Emergency Treatment of Hypertension
Hypertension, or high blood pressure, is generally a chronic disease that does not require emergency treatment. In special circumstances, however, called hypertensive urgency and hypertensive crisis, or hypertensive emergency, blood pressure spikes to excessively high levels, straining the heart, blood vessels and lungs. These acute medical conditions can serious damage various organs or kill a victim who does not receive immediate and proper medical attention.-
Physiological process
-
In hypertensive urgency, the rapidly elevating blood pressure, while posing a significant risk, has not damaged tissue. In hypertensive crisis (or emergency), however, damage has started to occur in organs or tissue, typically resulting in symptoms. Chronic, out-of-control hypertension or precipitating factors---sudden withdrawal from some drugs, some forms of stroke; certain types of liver, kidney and endocrine disorders; and, in pregnant women, eclampsia---can cause either of those conditions.
Blood pressure rises in response to growing fluid volume or elevated resistance in the blood vessels. Then, as the high pressure increases resistance, the blood flow can back up, overloading organs like the brain, kidneys, lungs or eyes. This backed-up blood flow damages tissue and poses life-threatening conditions such as cerebral hemorrhage or pulmonary edema.
Triage
-
Due to tissue damage, hypertensive crisis is typically managed in the emergency department or intensive-care unit. Hypertensive urgency is typically handled through outpatient treatment with oral anti-hypertensive medications that relax the blood vessel walls and/or diuretics that decrease fluid levels.
Rapid decreases in blood pressure can also damage tissue or organs. Therefore, the stabilizing treatments for hypertensive crisis must include proper blood-pressure monitoring with measures to stabilize the blood pressure should it start to drop too rapidly. The goal for treating hypertensive emergencies is not to drop the blood pressure to normal values but rather to start lowering the blood pressure to prevent further damage. Generally, for hypertensive crisis, IV (intravenous) fluids are started to give access for medications and to prevent sudden cardiovascular collapse when the blood pressure is lowered.
Hypertensive Crisis
-
Hypertensive crisis treatments vary depending on which organ or tissues are being damaged and any precipitating factors.
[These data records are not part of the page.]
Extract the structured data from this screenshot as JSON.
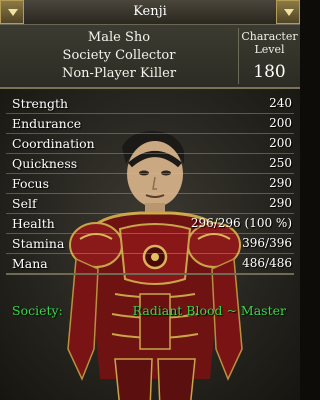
{
  "window": {
    "title": "Kenji"
  },
  "character": {
    "gender_heritage": "Male Sho",
    "title": "Society Collector",
    "pk_status": "Non-Player Killer",
    "level_label": "Character\nLevel",
    "level_label_1": "Character",
    "level_label_2": "Level",
    "level": "180"
  },
  "stats": [
    {
      "name": "Strength",
      "value": "240"
    },
    {
      "name": "Endurance",
      "value": "200"
    },
    {
      "name": "Coordination",
      "value": "200"
    },
    {
      "name": "Quickness",
      "value": "250"
    },
    {
      "name": "Focus",
      "value": "290"
    },
    {
      "name": "Self",
      "value": "290"
    },
    {
      "name": "Health",
      "value": "296/296 (100 %)"
    },
    {
      "name": "Stamina",
      "value": "396/396"
    },
    {
      "name": "Mana",
      "value": "486/486"
    }
  ],
  "society": {
    "label": "Society:",
    "value": "Radiant Blood ~ Master"
  },
  "colors": {
    "society_text": "#39d64a",
    "armor": "#7a1414",
    "gold_trim": "#c9a54a"
  },
  "icons": {
    "title_left": "chevron-down-icon",
    "title_right": "chevron-down-icon"
  }
}
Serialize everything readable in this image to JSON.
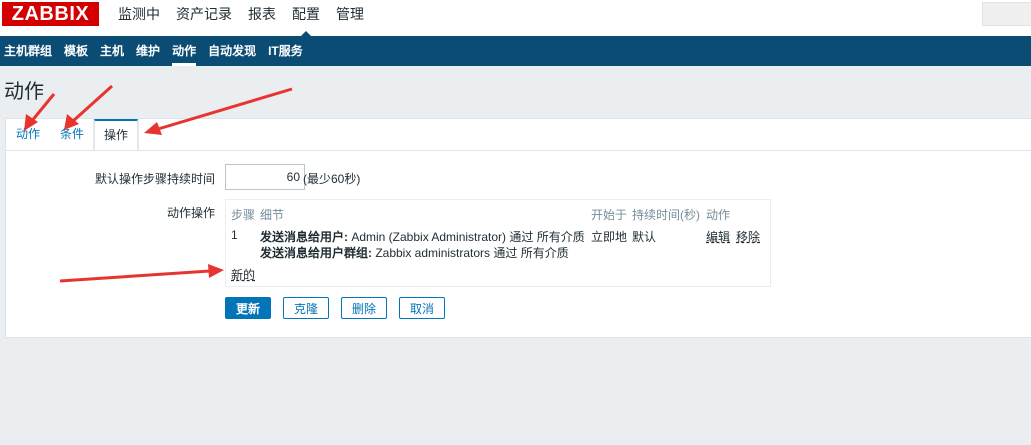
{
  "header": {
    "logo": "ZABBIX",
    "menu": [
      "监测中",
      "资产记录",
      "报表",
      "配置",
      "管理"
    ],
    "selected_menu": "配置"
  },
  "submenu": {
    "items": [
      "主机群组",
      "模板",
      "主机",
      "维护",
      "动作",
      "自动发现",
      "IT服务"
    ],
    "selected": "动作"
  },
  "page": {
    "title": "动作"
  },
  "tabs": [
    "动作",
    "条件",
    "操作"
  ],
  "active_tab": "操作",
  "form": {
    "duration_label": "默认操作步骤持续时间",
    "duration_value": "60",
    "duration_hint": "(最少60秒)",
    "operations_label": "动作操作",
    "operations": {
      "headers": [
        "步骤",
        "细节",
        "开始于",
        "持续时间(秒)",
        "动作"
      ],
      "rows": [
        {
          "step": "1",
          "detail_line1_bold": "发送消息给用户:",
          "detail_line1_rest": " Admin (Zabbix Administrator) 通过 所有介质",
          "detail_line2_bold": "发送消息给用户群组:",
          "detail_line2_rest": " Zabbix administrators 通过 所有介质",
          "start_in": "立即地",
          "duration": "默认",
          "edit": "编辑",
          "remove": "移除"
        }
      ],
      "new_link": "新的"
    },
    "buttons": {
      "update": "更新",
      "clone": "克隆",
      "delete": "删除",
      "cancel": "取消"
    }
  },
  "colors": {
    "brand_red": "#d40000",
    "nav_blue": "#0b4c75",
    "link_blue": "#0275b8",
    "annotation_red": "#e8342f"
  }
}
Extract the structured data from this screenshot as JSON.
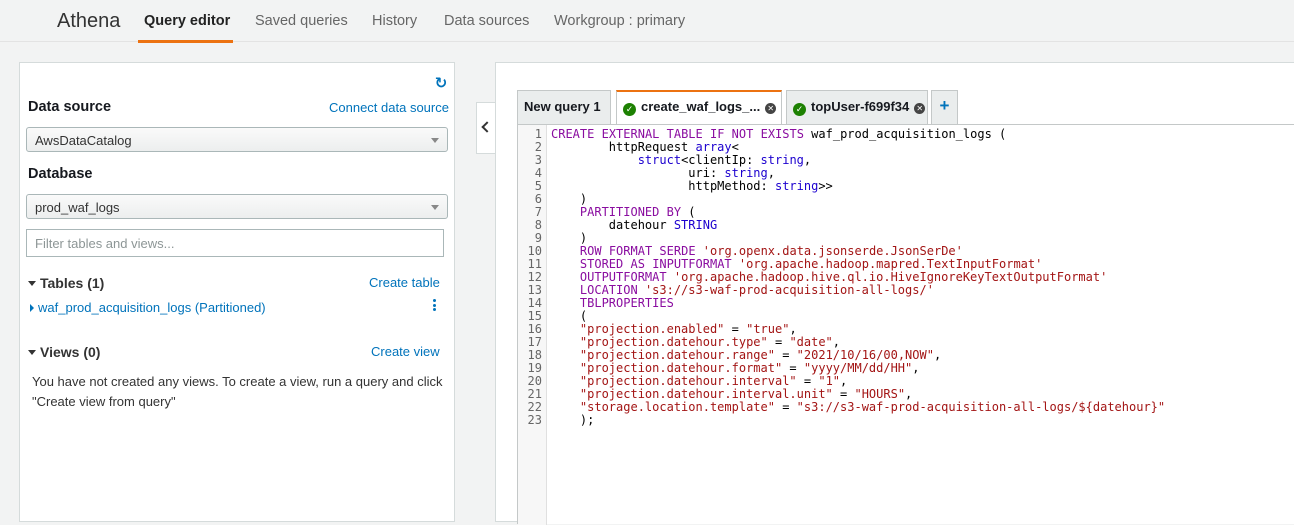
{
  "nav": {
    "brand": "Athena",
    "items": [
      "Query editor",
      "Saved queries",
      "History",
      "Data sources",
      "Workgroup : primary"
    ]
  },
  "left": {
    "data_source_label": "Data source",
    "connect_link": "Connect data source",
    "data_source_value": "AwsDataCatalog",
    "database_label": "Database",
    "database_value": "prod_waf_logs",
    "filter_placeholder": "Filter tables and views...",
    "tables_header": "Tables (1)",
    "create_table": "Create table",
    "table_item": "waf_prod_acquisition_logs (Partitioned)",
    "views_header": "Views (0)",
    "create_view": "Create view",
    "views_empty": "You have not created any views. To create a view, run a query and click \"Create view from query\""
  },
  "tabs": [
    "New query 1",
    "create_waf_logs_...",
    "topUser-f699f34"
  ],
  "add_tab": "+",
  "colors": {
    "accent": "#ec7211",
    "link": "#0073bb",
    "success": "#1d8102"
  },
  "icons": [
    "refresh-icon",
    "check-circle-icon",
    "close-circle-icon",
    "chevron-left-icon",
    "kebab-icon"
  ],
  "editor": {
    "lines": [
      "CREATE EXTERNAL TABLE IF NOT EXISTS waf_prod_acquisition_logs (",
      "        httpRequest array<",
      "            struct<clientIp: string,",
      "                   uri: string,",
      "                   httpMethod: string>>",
      "    )",
      "    PARTITIONED BY (",
      "        datehour STRING",
      "    )",
      "    ROW FORMAT SERDE 'org.openx.data.jsonserde.JsonSerDe'",
      "    STORED AS INPUTFORMAT 'org.apache.hadoop.mapred.TextInputFormat'",
      "    OUTPUTFORMAT 'org.apache.hadoop.hive.ql.io.HiveIgnoreKeyTextOutputFormat'",
      "    LOCATION 's3://s3-waf-prod-acquisition-all-logs/'",
      "    TBLPROPERTIES",
      "    (",
      "    \"projection.enabled\" = \"true\",",
      "    \"projection.datehour.type\" = \"date\",",
      "    \"projection.datehour.range\" = \"2021/10/16/00,NOW\",",
      "    \"projection.datehour.format\" = \"yyyy/MM/dd/HH\",",
      "    \"projection.datehour.interval\" = \"1\",",
      "    \"projection.datehour.interval.unit\" = \"HOURS\",",
      "    \"storage.location.template\" = \"s3://s3-waf-prod-acquisition-all-logs/${datehour}\"",
      "    );"
    ]
  }
}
If hypertensive crisis has affected the brain, a patient may receive IV drugs---typically labetalol, which prevents natural blood vessel constrictions, and nitroprusside, which dilates the blood vessels. Kidney involvement is often treated with nicardipine, a calcium channel blocker that relaxes blood vessel walls. Eclampsia is treated with intravenous magnesium sulfate. Other medications may be appropriate depending on health history and patient responses to treatment.
All treatments for hypertensive crisis must be administered in a controlled environment with access to resuscitation equipment. Throughout treatment, blood pressure, pulse and respiratory status are monitored closely. Adjustments to IV medications are made to keep the blood pressure dropping steadily but safely. Respiratory assistance may be given in the form of suction, breathing treatments, and chest tubes (if necessary).
Cautions
-
Seek immediate medical intervention for any blood pressure greater than 180/120 millimeters of mercury. Hypertension that is accompanied by a pounding headache, dizziness, difficulty breathing, confusion, sudden muscle weakness, slurred speech, chest pain or bleeding in the eye should also be assessed by a physician immediately. Only trained medical professionals can properly assess and treat emergency hypertensive conditions.